A Figure at the Window

(i)
That was a vacant gesture. The wind
At four o'clock in the morning knew it well,
Too well, for you whose desperate small hand
Stretched only as far as the light from your window fell,
Not to be broken. But the wind that rides along
The empty street and over the shuttered sea
Will tell you her wisdom is you will listen long
To her voice. Then it will seem, for she alone is free

That it was not without a certain grace,
The ritual rising and falling of a closed hand.
In another, more remote and timeless place
It may be well founded. This renunciation may stand
Sculptured and spare, as cold as a dreaming face
And always have meaning in that wind-filled land.

(ii)
The face of this land is pitted with antique marble,
The wind tells stories among colonnades;
Her voices whisper through deserted rooms, able
To wander at will, she can rule where the shades
Are perpetual, among the slender statues and the ruins
Of an early tormented time. Her tales enhance
The pale untortured beauty they assume
Under the dead light, in their perfect trance.
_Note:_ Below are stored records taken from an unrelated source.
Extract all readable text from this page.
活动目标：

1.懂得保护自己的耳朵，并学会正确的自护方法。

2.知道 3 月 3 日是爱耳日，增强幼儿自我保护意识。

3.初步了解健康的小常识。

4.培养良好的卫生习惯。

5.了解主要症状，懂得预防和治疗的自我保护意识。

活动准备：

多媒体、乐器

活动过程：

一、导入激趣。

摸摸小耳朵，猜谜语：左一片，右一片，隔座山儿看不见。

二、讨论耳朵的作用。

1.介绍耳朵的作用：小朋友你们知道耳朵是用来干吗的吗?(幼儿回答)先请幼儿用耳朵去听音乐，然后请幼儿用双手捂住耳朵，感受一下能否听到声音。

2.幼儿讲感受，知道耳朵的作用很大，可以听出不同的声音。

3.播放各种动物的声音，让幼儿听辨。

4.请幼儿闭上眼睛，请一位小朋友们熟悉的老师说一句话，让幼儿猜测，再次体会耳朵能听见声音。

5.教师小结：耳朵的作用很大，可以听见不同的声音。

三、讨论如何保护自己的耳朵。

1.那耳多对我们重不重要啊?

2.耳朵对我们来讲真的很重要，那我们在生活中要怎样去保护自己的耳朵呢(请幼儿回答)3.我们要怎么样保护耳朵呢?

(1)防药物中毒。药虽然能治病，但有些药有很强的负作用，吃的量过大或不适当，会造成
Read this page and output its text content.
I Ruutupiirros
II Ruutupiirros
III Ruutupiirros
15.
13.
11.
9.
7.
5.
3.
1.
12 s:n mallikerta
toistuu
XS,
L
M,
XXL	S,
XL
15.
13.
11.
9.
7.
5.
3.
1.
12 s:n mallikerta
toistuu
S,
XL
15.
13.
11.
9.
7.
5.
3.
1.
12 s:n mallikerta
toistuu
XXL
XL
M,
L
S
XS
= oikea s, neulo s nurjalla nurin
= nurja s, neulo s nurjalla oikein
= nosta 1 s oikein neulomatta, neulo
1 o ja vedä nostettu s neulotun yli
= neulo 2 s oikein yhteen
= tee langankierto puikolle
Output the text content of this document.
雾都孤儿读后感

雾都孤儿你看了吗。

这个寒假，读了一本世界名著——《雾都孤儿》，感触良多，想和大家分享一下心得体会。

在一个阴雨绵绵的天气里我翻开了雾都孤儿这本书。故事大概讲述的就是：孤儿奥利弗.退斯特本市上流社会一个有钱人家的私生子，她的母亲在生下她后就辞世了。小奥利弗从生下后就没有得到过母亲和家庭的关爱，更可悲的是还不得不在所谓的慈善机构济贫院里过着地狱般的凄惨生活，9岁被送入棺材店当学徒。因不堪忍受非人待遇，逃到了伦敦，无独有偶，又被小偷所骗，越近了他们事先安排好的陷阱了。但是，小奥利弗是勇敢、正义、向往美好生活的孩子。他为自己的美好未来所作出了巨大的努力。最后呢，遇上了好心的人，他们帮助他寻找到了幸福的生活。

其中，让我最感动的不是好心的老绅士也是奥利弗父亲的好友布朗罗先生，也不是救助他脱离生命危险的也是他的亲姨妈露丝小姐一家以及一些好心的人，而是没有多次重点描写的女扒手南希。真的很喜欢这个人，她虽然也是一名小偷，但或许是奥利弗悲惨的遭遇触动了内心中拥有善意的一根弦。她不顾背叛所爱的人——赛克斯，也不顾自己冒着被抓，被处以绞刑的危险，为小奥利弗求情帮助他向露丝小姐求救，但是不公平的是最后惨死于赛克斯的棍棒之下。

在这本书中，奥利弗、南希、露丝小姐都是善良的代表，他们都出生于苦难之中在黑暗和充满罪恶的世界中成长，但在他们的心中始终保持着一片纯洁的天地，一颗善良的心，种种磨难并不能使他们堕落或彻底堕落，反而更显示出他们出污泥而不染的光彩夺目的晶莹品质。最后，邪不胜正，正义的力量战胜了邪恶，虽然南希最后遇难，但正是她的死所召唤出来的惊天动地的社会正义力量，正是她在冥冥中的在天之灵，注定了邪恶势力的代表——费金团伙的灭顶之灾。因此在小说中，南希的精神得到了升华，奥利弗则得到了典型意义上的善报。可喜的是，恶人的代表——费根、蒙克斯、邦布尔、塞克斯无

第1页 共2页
And one looks on with eyes as pale as glass,
Whose hands held, one time, joy and grief and pain;
But now among the marble trees he moves,
Sings with the homeless wind, as wordless as
A gathered spirit. And at last attains,
Here in this paradise, his world, and all its sorrow proves.

(iii)
Spring thunder over the sleeping country
Carried from the high blue mountains a tremor of doom,
So that you asked the wind—are the heavens angry?
page 13 But the wind was ignorant, the wind played her own tune.
And again you asked—can the mountains mean murder?
But the falling leaves were indifferent, the pillars, the trees,
Would not answer. Then you wondered, can there be further
Destruction in a dead place, can the numbed hand freeze?

But the spring thunder was merciless, and an eddy of air,
Cold from serene mountains, swept all leaves
From the rooms, from the corridors, from the immaculate gardens.
Then the wind's breath, rising, sang with a severe
Hatred, like a spirit grieved by lost and remembered lives,
And you were running, running, gripped by a familiar pain.